Side-Effects Of Teeth Bleaching
There are a number of potential side effects with teeth bleaching (even when the process is undertaken correctly and safely). For vital bleaching, tooth sensitivity is the top one. This may be quite uncomfortable but is transient, lasting for about 1 or 2 days after bleaching.
Teeth Whitening - The Result
Your immediate post treatment tooth shade will reverse slightly in the first 2-3 weeks after bleaching, as the tooth enamel rehydrates after the process is stopped. Tooth colour then stabilizes and for most people, the improvement may generally be maintained for about 3-5 years. In some cases, the whitened shade may be maintained permanently.
Follow-Up And Maintenance Of Teeth Whitening
A consistent dental hygiene routine, including both flossing and brushing, along with a modification of the behaviours that may have contributed to the tooth discolouration (avoiding staining agents such as cigarettes, red wine, tea or coffee) will help maintain whitening results. Periodic bleaching touch ups, may be required to help you maintain your enhanced tooth shade over the longer term.
Mini bleaching booster kits from SDI Pola and Philips Zoom! are available for take home booster treatments when appropriate, to prolong whitening results.
Too much of a good thing, may, sometimes, be bad. So how much bleaching is too much? The answer depends on the state of your teeth, the bleaching products used, past whitening experience and results, your expectations and lifestyle behaviours.

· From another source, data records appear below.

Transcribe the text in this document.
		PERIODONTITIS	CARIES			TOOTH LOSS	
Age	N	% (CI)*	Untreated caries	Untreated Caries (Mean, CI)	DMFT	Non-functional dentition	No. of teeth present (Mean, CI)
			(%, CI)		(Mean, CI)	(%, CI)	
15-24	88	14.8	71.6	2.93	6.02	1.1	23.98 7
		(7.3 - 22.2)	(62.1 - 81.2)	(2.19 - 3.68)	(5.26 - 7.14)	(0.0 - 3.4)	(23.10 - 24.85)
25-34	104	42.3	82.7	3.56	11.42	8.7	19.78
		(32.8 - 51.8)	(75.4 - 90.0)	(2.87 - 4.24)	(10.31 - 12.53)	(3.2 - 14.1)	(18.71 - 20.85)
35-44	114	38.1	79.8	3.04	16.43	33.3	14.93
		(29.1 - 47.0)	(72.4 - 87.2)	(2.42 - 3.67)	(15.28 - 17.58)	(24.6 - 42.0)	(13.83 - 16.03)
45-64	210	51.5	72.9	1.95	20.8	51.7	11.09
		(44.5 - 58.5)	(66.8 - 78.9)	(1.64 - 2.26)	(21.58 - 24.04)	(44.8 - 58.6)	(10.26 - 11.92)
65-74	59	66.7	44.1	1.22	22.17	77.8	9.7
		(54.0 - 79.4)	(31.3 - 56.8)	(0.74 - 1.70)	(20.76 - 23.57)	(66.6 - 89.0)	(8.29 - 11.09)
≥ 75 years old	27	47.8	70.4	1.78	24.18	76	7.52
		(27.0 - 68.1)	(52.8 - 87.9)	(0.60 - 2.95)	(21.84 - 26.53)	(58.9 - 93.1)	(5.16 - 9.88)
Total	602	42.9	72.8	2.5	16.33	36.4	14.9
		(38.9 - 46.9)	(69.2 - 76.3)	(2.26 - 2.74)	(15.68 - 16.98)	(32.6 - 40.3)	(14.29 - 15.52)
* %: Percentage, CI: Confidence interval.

We won’t ever get your teeth refrigerator white – it is not going to happen! However, overly frequent bleaching, in inappropriate doses, for long periods of time, may lead to undesirable results and damage to teeth and gums.
Gums consistently irritated by bleaching chemicals may recede. Over-bleaching may result in opaque and lifeless looking enamel or teeth with white spots due to a break down of enamel proteins. Over-bleaching may even, very occasionally, have the reverse effect, leave your teeth with a darker appearance. Depending on the frequency of bleaching, teeth may be left overly sensitive and brittle. Enamel may also be eroded away by cheap bleaching chemicals (containing acids), and once enamel is gone, it is gone forever.
Considering your expectations, we can advise you on product choices, teeth bleaching techniques and frequency to recommend a safe and effective teeth whitening program for you.